So, I haven’t written anything in a while. Well, I wrote a bunch of stuff prior to and during my trip back to Thailand but as mentioned, I haven’t been able to publish those blogs. Yet…
And since I got back from my trip I haven’t been able to write. Partially because I have been really sick (flu – nothing major or life threatening though the best way to describe the flu I had was that it was a true “man cold”, so draw your own conclusions…. :)) but also because I have had a really hard time re-adjusting to “normal life” again. Why? Because I am over it!
I have gotten to a fork in the road where I am getting closer and closer to making a life altering decision. It is high time for me to start living the life I truly want to live. The life that makes me happy. I am soon 42 years old and it is about time that I do what I want to do and not continue doing what (I think) people expect of me.
To some of you, I am sure that what I am writing next is shocking and you are going to think that I am about to throw my life away – my education, my career and my “potential”. And perhaps I am. But I am doing it for a very simple, and in my world, a very good reason: the pursuit of happiness!

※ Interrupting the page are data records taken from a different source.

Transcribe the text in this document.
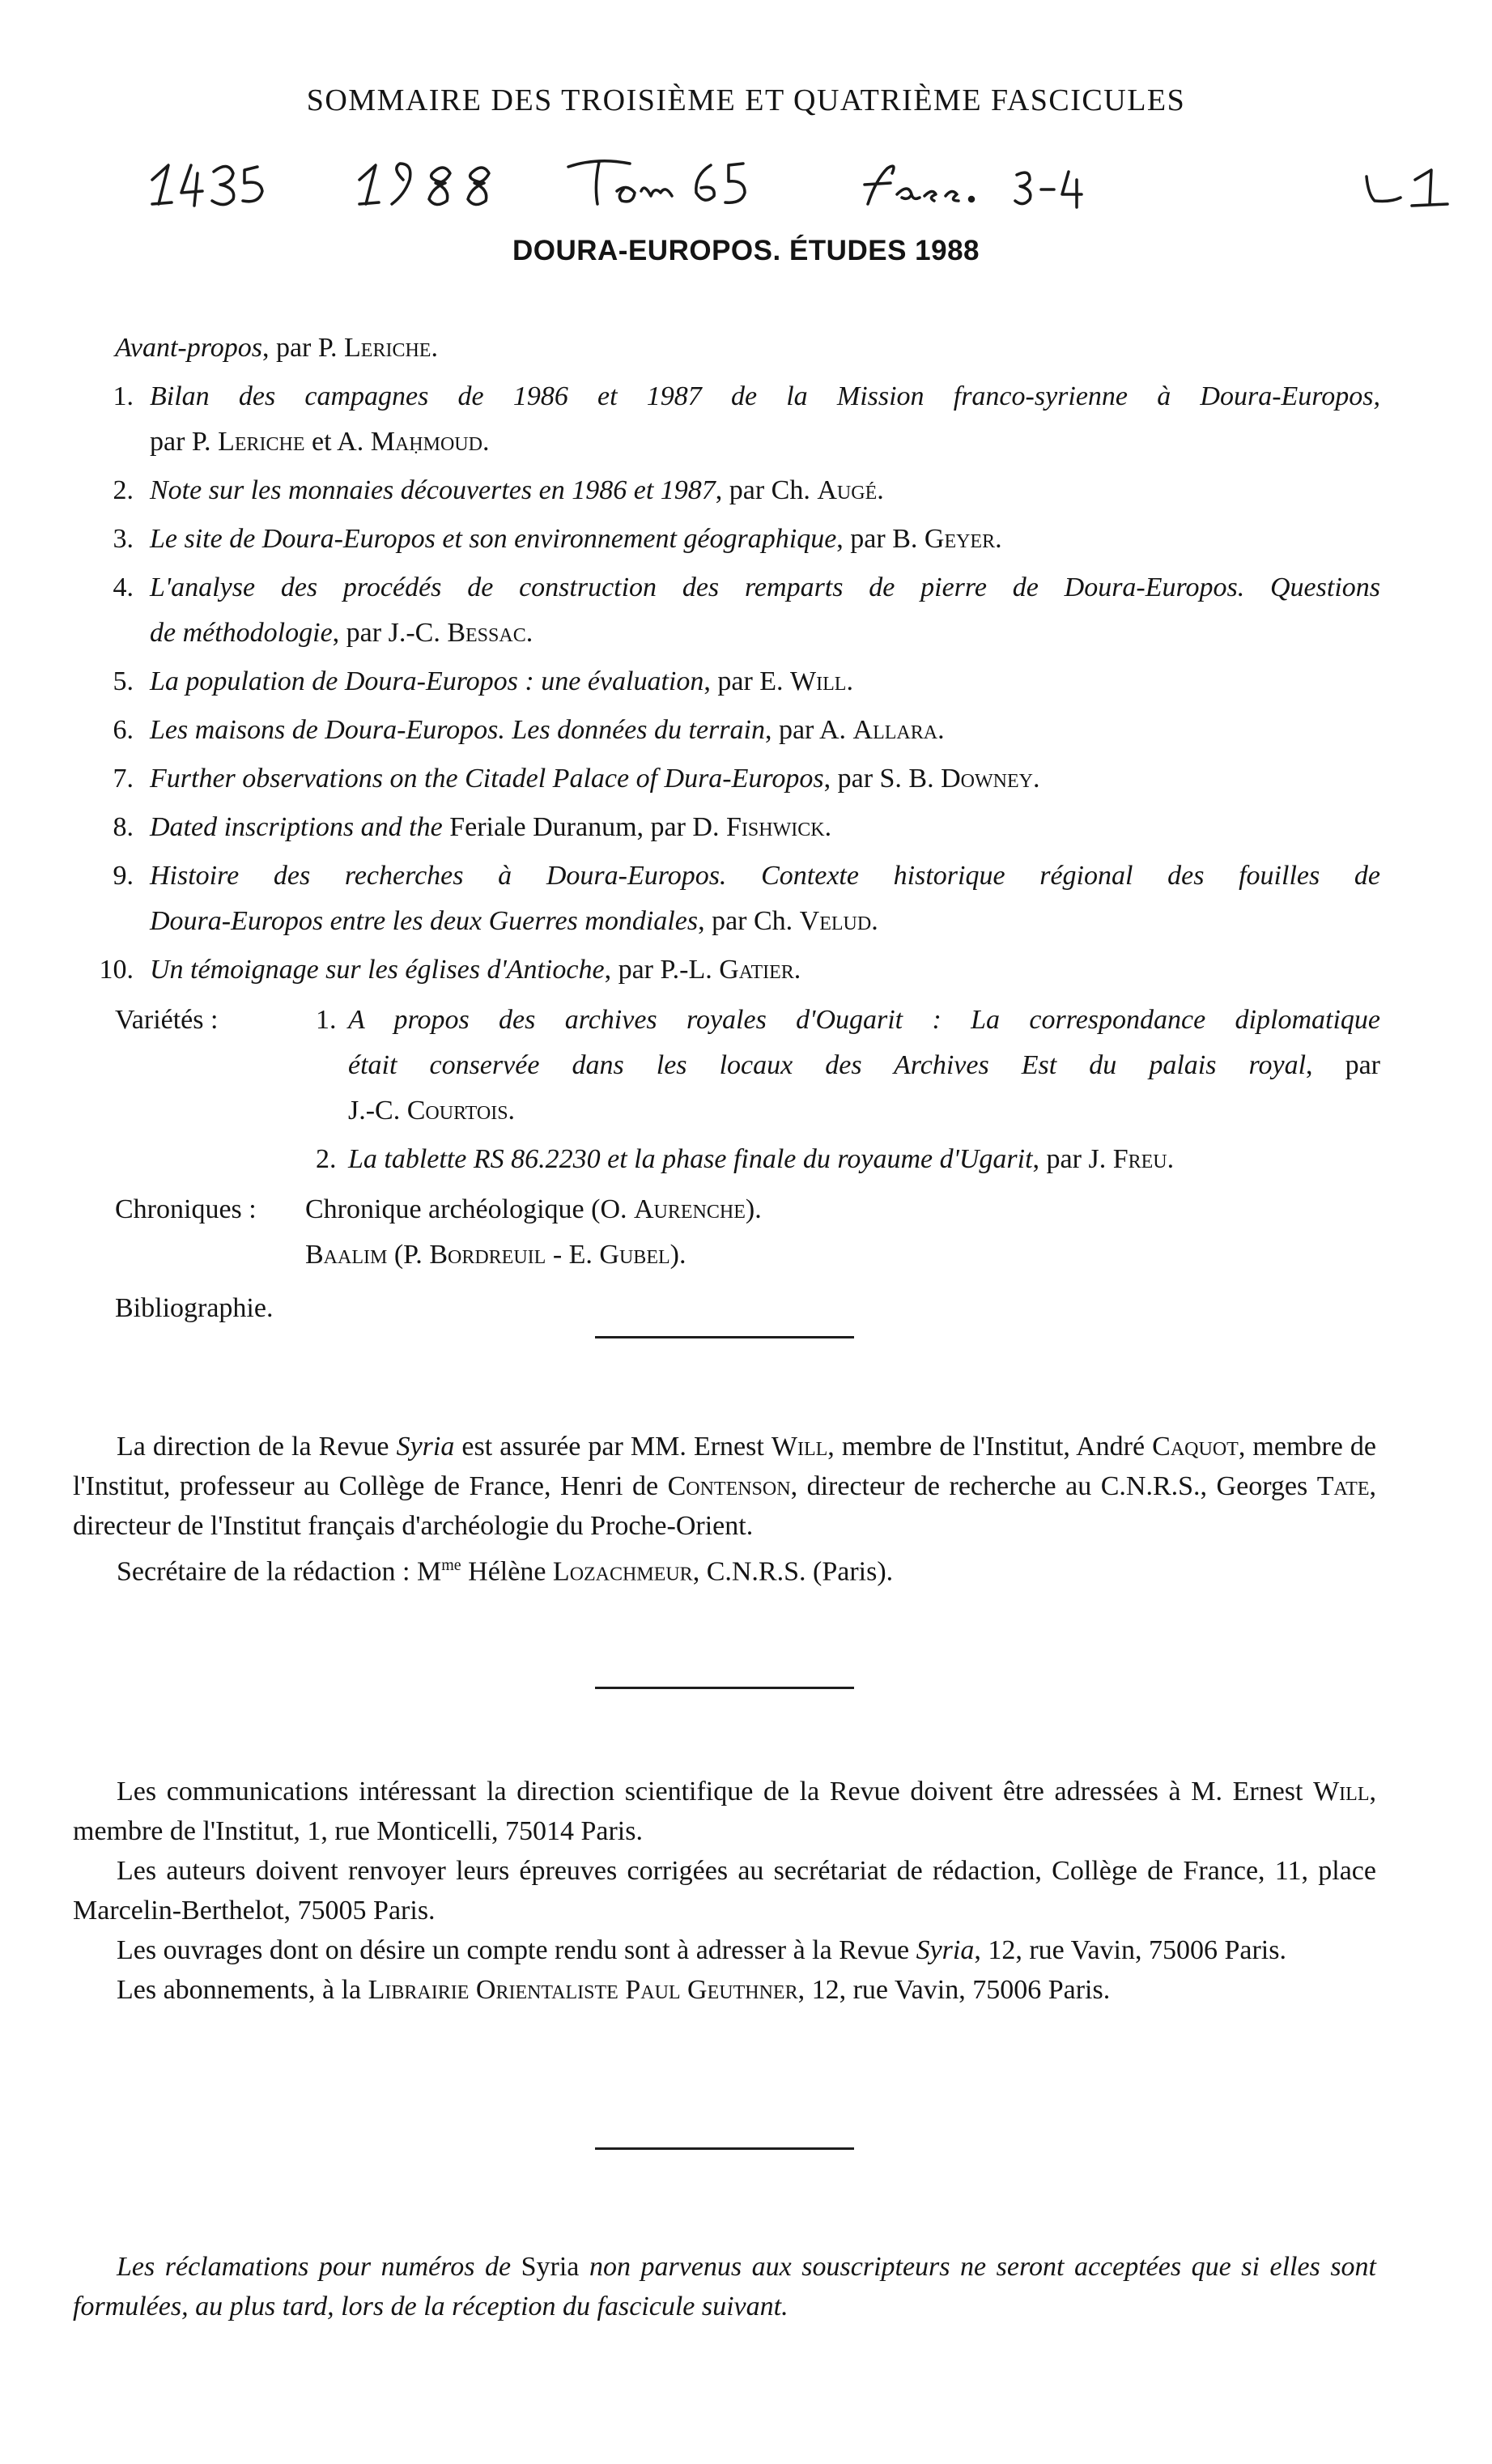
SOMMAIRE DES TROISIÈME ET QUATRIÈME FASCICULES
DOURA-EUROPOS. ÉTUDES 1988
Avant-propos, par P. Leriche.
1. Bilan des campagnes de 1986 et 1987 de la Mission franco-syrienne à Doura-Europos,
par P. Leriche et A. Maḥmoud.
2. Note sur les monnaies découvertes en 1986 et 1987, par Ch. Augé.
3. Le site de Doura-Europos et son environnement géographique, par B. Geyer.
4. L'analyse des procédés de construction des remparts de pierre de Doura-Europos. Questions
de méthodologie, par J.-C. Bessac.
5. La population de Doura-Europos : une évaluation, par E. Will.
6. Les maisons de Doura-Europos. Les données du terrain, par A. Allara.
7. Further observations on the Citadel Palace of Dura-Europos, par S. B. Downey.
8. Dated inscriptions and the Feriale Duranum, par D. Fishwick.
9. Histoire des recherches à Doura-Europos. Contexte historique régional des fouilles de
Doura-Europos entre les deux Guerres mondiales, par Ch. Velud.
10. Un témoignage sur les églises d'Antioche, par P.-L. Gatier.
Variétés :	1. A propos des archives royales d'Ougarit : La correspondance diplomatique
était conservée dans les locaux des Archives Est du palais royal, par
J.-C. Courtois.
2. La tablette RS 86.2230 et la phase finale du royaume d'Ugarit, par J. Freu.
Chroniques : Chronique archéologique (O. Aurenche).
Baalim (P. Bordreuil - E. Gubel).
Bibliographie.

La direction de la Revue Syria est assurée par MM. Ernest Will, membre de l'Institut, André Caquot, membre de l'Institut, professeur au Collège de France, Henri de Contenson, directeur de recherche au C.N.R.S., Georges Tate, directeur de l'Institut français d'archéologie du Proche-Orient.

Secrétaire de la rédaction : $M^{me}$ Hélène Lozachmeur, C.N.R.S. (Paris).

Les communications intéressant la direction scientifique de la Revue doivent être adressées à M. Ernest Will, membre de l'Institut, 1, rue Monticelli, 75014 Paris.

Les auteurs doivent renvoyer leurs épreuves corrigées au secrétariat de rédaction, Collège de France, 11, place Marcelin-Berthelot, 75005 Paris.

Les ouvrages dont on désire un compte rendu sont à adresser à la Revue Syria, 12, rue Vavin, 75006 Paris.

Les abonnements, à la Librairie Orientaliste Paul Geuthner, 12, rue Vavin, 75006 Paris.

Les réclamations pour numéros de Syria non parvenus aux souscripteurs ne seront acceptées que si elles sont formulées, au plus tard, lors de la réception du fascicule suivant.
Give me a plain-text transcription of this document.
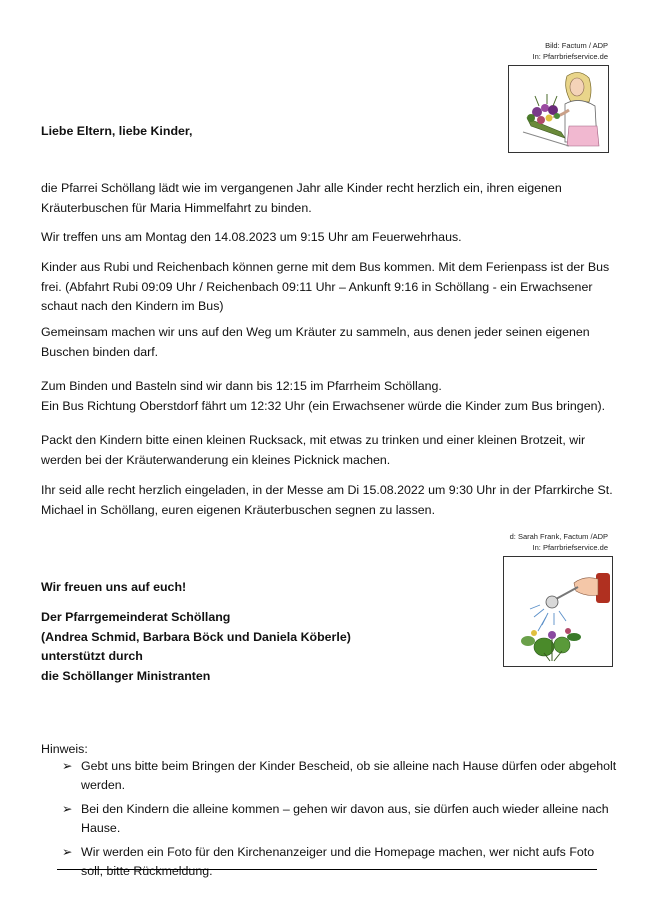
Bild: Factum / ADP
In: Pfarrbriefservice.de
Liebe Eltern, liebe Kinder,

die Pfarrei Schöllang lädt wie im vergangenen Jahr alle Kinder recht herzlich ein, ihren eigenen Kräuterbuschen für Maria Himmelfahrt zu binden.

Wir treffen uns am Montag den 14.08.2023 um 9:15 Uhr am Feuerwehrhaus.

Kinder aus Rubi und Reichenbach können gerne mit dem Bus kommen. Mit dem Ferienpass ist der Bus frei. (Abfahrt Rubi 09:09 Uhr / Reichenbach 09:11 Uhr – Ankunft 9:16 in Schöllang - ein Erwachsener schaut nach den Kindern im Bus)

Gemeinsam machen wir uns auf den Weg um Kräuter zu sammeln, aus denen jeder seinen eigenen Buschen binden darf.

Zum Binden und Basteln sind wir dann bis 12:15 im Pfarrheim Schöllang.
Ein Bus Richtung Oberstdorf fährt um 12:32 Uhr (ein Erwachsener würde die Kinder zum Bus bringen).

Packt den Kindern bitte einen kleinen Rucksack, mit etwas zu trinken und einer kleinen Brotzeit, wir werden bei der Kräuterwanderung ein kleines Picknick machen.

Ihr seid alle recht herzlich eingeladen, in der Messe am Di 15.08.2022 um 9:30 Uhr in der Pfarrkirche St. Michael in Schöllang, euren eigenen Kräuterbuschen segnen zu lassen.

d: Sarah Frank, Factum /ADP
In: Pfarrbriefservice.de
Wir freuen uns auf euch!
Der Pfarrgemeinderat Schöllang
(Andrea Schmid, Barbara Böck und Daniela Köberle)
unterstützt durch
die Schöllanger Ministranten
Hinweis:
➢ Gebt uns bitte beim Bringen der Kinder Bescheid, ob sie alleine nach Hause dürfen oder abgeholt werden.
➢ Bei den Kindern die alleine kommen – gehen wir davon aus, sie dürfen auch wieder alleine nach Hause.
➢ Wir werden ein Foto für den Kirchenanzeiger und die Homepage machen, wer nicht aufs Foto soll, bitte Rückmeldung.
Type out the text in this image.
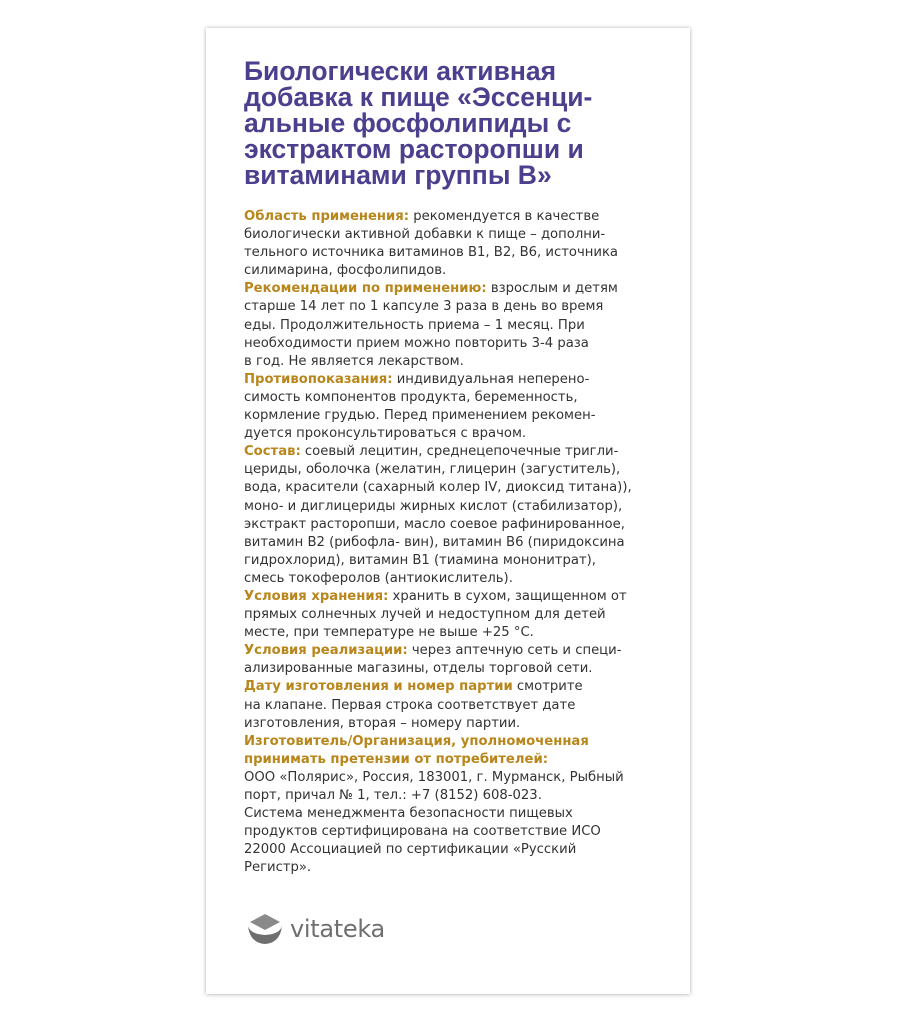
Биологически активная
добавка к пище «Эссенци-
альные фосфолипиды с
экстрактом расторопши и
витаминами группы В»
Область применения: рекомендуется в качестве
биологически активной добавки к пище – дополни-
тельного источника витаминов В1, В2, В6, источника
силимарина, фосфолипидов.
Рекомендации по применению: взрослым и детям
старше 14 лет по 1 капсуле 3 раза в день во время
еды. Продолжительность приема – 1 месяц. При
необходимости прием можно повторить 3-4 раза
в год. Не является лекарством.
Противопоказания: индивидуальная неперено-
симость компонентов продукта, беременность,
кормление грудью. Перед применением рекомен-
дуется проконсультироваться с врачом.
Состав: соевый лецитин, среднецепочечные тригли-
цериды, оболочка (желатин, глицерин (загуститель),
вода, красители (сахарный колер IV, диоксид титана)),
моно- и диглицериды жирных кислот (стабилизатор),
экстракт расторопши, масло соевое рафинированное,
витамин В2 (рибофла- вин), витамин В6 (пиридоксина
гидрохлорид), витамин В1 (тиамина мононитрат),
смесь токоферолов (антиокислитель).
Условия хранения: хранить в сухом, защищенном от
прямых солнечных лучей и недоступном для детей
месте, при температуре не выше +25 °С.
Условия реализации: через аптечную сеть и специ-
ализированные магазины, отделы торговой сети.
Дату изготовления и номер партии смотрите
на клапане. Первая строка соответствует дате
изготовления, вторая – номеру партии.
Изготовитель/Организация, уполномоченная
принимать претензии от потребителей:
ООО «Полярис», Россия, 183001, г. Мурманск, Рыбный
порт, причал № 1, тел.: +7 (8152) 608-023.
Система менеджмента безопасности пищевых
продуктов сертифицирована на соответствие ИСО
22000 Ассоциацией по сертификации «Русский
Регистр».
vitateka
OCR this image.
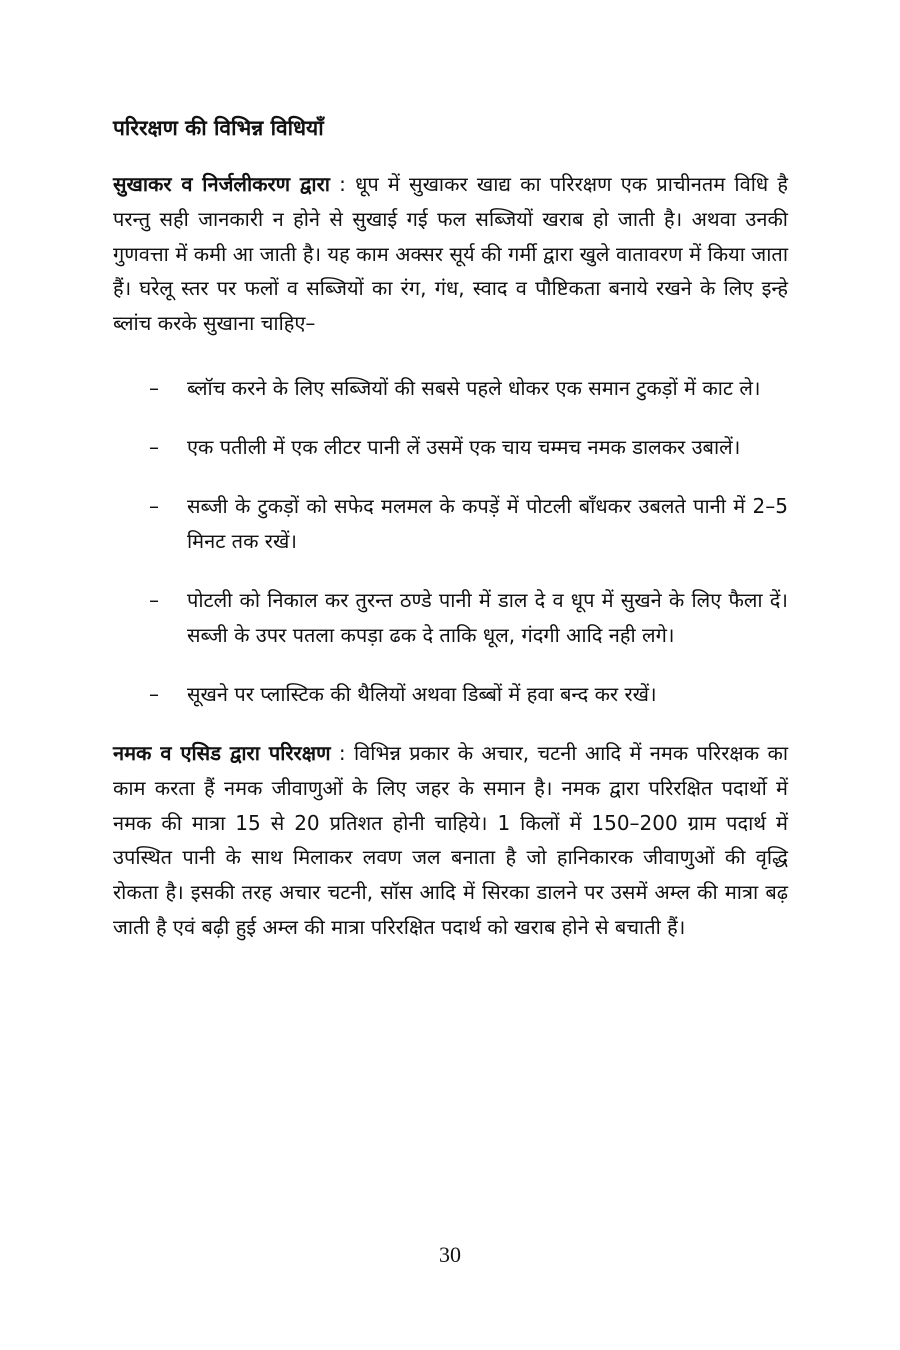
परिरक्षण की विभिन्न विधियाँ

सुखाकर व निर्जलीकरण द्वारा : धूप में सुखाकर खाद्य का परिरक्षण एक प्राचीनतम विधि है परन्तु सही जानकारी न होने से सुखाई गई फल सब्जियों खराब हो जाती है। अथवा उनकी गुणवत्ता में कमी आ जाती है। यह काम अक्सर सूर्य की गर्मी द्वारा खुले वातावरण में किया जाता हैं। घरेलू स्तर पर फलों व सब्जियों का रंग, गंध, स्वाद व पौष्टिकता बनाये रखने के लिए इन्हे ब्लांच करके सुखाना चाहिए–

– ब्लॉच करने के लिए सब्जियों की सबसे पहले धोकर एक समान टुकड़ों में काट ले।
– एक पतीली में एक लीटर पानी लें उसमें एक चाय चम्मच नमक डालकर उबालें।
– सब्जी के टुकड़ों को सफेद मलमल के कपड़ें में पोटली बाँधकर उबलते पानी में 2–5 मिनट तक रखें।
– पोटली को निकाल कर तुरन्त ठण्डे पानी में डाल दे व धूप में सुखने के लिए फैला दें। सब्जी के उपर पतला कपड़ा ढक दे ताकि धूल, गंदगी आदि नही लगे।
– सूखने पर प्लास्टिक की थैलियों अथवा डिब्बों में हवा बन्द कर रखें।

नमक व एसिड द्वारा परिरक्षण : विभिन्न प्रकार के अचार, चटनी आदि में नमक परिरक्षक का काम करता हैं नमक जीवाणुओं के लिए जहर के समान है। नमक द्वारा परिरक्षित पदार्थो में नमक की मात्रा 15 से 20 प्रतिशत होनी चाहिये। 1 किलों में 150–200 ग्राम पदार्थ में उपस्थित पानी के साथ मिलाकर लवण जल बनाता है जो हानिकारक जीवाणुओं की वृद्धि रोकता है। इसकी तरह अचार चटनी, सॉस आदि में सिरका डालने पर उसमें अम्ल की मात्रा बढ़ जाती है एवं बढ़ी हुई अम्ल की मात्रा परिरक्षित पदार्थ को खराब होने से बचाती हैं।

30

I am at mid-point. I am half through my life, if I am lucky and I get to stay healthy and free from illness and injuries. And I want to make the most of it. I want to feel alive. I want to be happy. I want to wake up every morning and be somewhere I like to be. Do what I like to do. Enjoy living and being alive. It’s as simple as that.
I have done a lot of reflection and introspection over the last 6-7 months, as my loyal readers and friends know. And I have realized that “stuff” or money does not make me happy. I have a nice house that I own. I have a nice car and two wardrobes full of very nice, expensive clothes. I make a fair amount of money and it gives me the freedom to go anywhere and do anything, within reason. But I am not happy.
So I am starting to downsize my life. I am starting to make adjustments and take steps to “cash out” and pursue happiness. I know that I should be patient and not jump the gun. I need a few more years to secure my future – and my retirement more specifically. But I have never been patient and I am starting to trust life and the power of living in the now to the extent that I am thinking that it will all work itself out in the end.
Why worry about it now? Why not live in the now and be happy while I am healthy and deal with whatever the universe has in store for me, when I need to worry about it? Who knows if I will wake up tomorrow? Who knows if I will live to 80 or 90? And who’s to say that I won’t still be able to be happy and healthy at 80, even if I do pull the plug now?
Let’s look at it from the other side of things: Who is to say that it won’t be the direct opposite? That if I carry on a life full of stress, bad health decisions and lots of spiritual and mental unhappiness, it won’t in fact make me sick? And kill me ahead of time?
If there is one thing I firmly believe, it is that body and mind are very closely connected, and if one is “sick” the other cannot be healthy. At least not in the long run…. So perhaps it is time to tend to my mind, as well as my body, and keep my mind happy and healthy. And the body will simply follow…. And if it doesn’t, then what says that it would have just because I stayed in a life that made me unhappy? I think it is time that I follow my heart for a change. It is time to tell the brain (which is very different from the “mind”!) to shut up and just go with it…
I think it is time to cut the chord, go traveling for a year and figure out who, what and where I want to be, when I grow up!